Suncoast Searchlight adopts AI policy, forms AI committee

Published On: December 23, 2025 1:43 pmLast Updated: December 23, 2025 1:43 pm

Suncoast Searchlight, a nonprofit newsroom serving Sarasota, Manatee and DeSoto counties, announces its adoption of a policy governing the use of artificial intelligence — a living document that will evolve as technology advances and journalistic best practices are refined.

The policy, which goes into effect immediately, was created by Searchlight staff with guidance from board member Kelly McBride, senior vice president of the Poynter Institute and a nationally recognized leader on ethics and accountability in journalism. It addresses how AI tools may be used, how human accountability is maintained and how disclosures should be handled. 

The fully policy is here.

Artificial intelligence has created new opportunities across many industries as companies work to integrate it into their operations. It also has raised questions about ethics, accountability and transparency. The news industry is no exception.

For Suncoast Searchlight, a newsroom launched in February and still in its first year of operation, those questions surfaced recently among staff and made clear the need for shared expectations around how those tools should — and should not — be used.

The policy, which used Poynter’s AI ethics starter kit for newsrooms as a framework, cites five core principals guiding the organization’s use of AI: transparency; accuracy and human oversight; privacy and security; accountability; and exploration. Taken together, they lay the groundwork for an environment in which staff is encouraged to take advantage of this emerging technology to serve our mission in a responsible, ethical and transparent manner. 

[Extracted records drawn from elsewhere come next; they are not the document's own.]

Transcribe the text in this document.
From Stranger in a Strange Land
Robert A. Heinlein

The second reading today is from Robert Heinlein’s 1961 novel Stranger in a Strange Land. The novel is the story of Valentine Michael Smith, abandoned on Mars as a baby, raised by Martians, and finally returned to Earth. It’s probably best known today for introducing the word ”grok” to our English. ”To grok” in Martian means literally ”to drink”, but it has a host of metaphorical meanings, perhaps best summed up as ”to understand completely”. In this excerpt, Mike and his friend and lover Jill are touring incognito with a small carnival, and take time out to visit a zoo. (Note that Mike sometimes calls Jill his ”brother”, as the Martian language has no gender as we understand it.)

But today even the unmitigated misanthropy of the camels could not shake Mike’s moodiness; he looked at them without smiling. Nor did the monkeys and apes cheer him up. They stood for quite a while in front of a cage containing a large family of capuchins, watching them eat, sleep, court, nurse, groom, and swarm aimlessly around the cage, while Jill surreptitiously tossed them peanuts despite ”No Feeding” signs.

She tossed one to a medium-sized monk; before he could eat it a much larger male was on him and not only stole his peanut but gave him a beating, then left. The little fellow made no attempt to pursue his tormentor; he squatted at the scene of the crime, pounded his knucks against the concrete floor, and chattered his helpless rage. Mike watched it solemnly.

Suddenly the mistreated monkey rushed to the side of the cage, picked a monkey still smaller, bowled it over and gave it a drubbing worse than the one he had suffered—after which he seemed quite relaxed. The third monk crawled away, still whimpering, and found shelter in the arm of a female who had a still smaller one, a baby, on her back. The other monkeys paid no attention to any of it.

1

To that end, the policy provides clear guidance on permissible use of AI tools — including large language models like ChatGPT, Gemini and NotebookLM — for tasks like research, source-finding, code assistance, copy editing and document summarization, while prohibiting the entry of newsroom content that could be used to train those models. 

The policy also prohibits uploading private or proprietary information into AI tools, using those tools for wholesale writing or rewriting of content or publishing anything suggested or created by AI without human verification.

When AI has been used in a significant way to help produce journalism, the policy requires public disclosure through a number of avenues, including an editor’s note at the bottom of an article or, for something more substantial, a separate “how-we-did-it” story. 

As part of this work, Suncoast Searchlight formed an AI committee composed of three journalists. The committee will meet regularly to review staff’s use of approved tools, evaluate requests to use new tools, monitor news about the broader industry’s use of AI and seek input from newsroom and community stakeholders. 

The adoption of this policy marks the beginning of our efforts to integrate these tools more consistently into our workflow while maintaining our core values and principals. We will update the policy as those efforts dictate and look forward to continuing this work in a thoughtful, responsible and transparent way.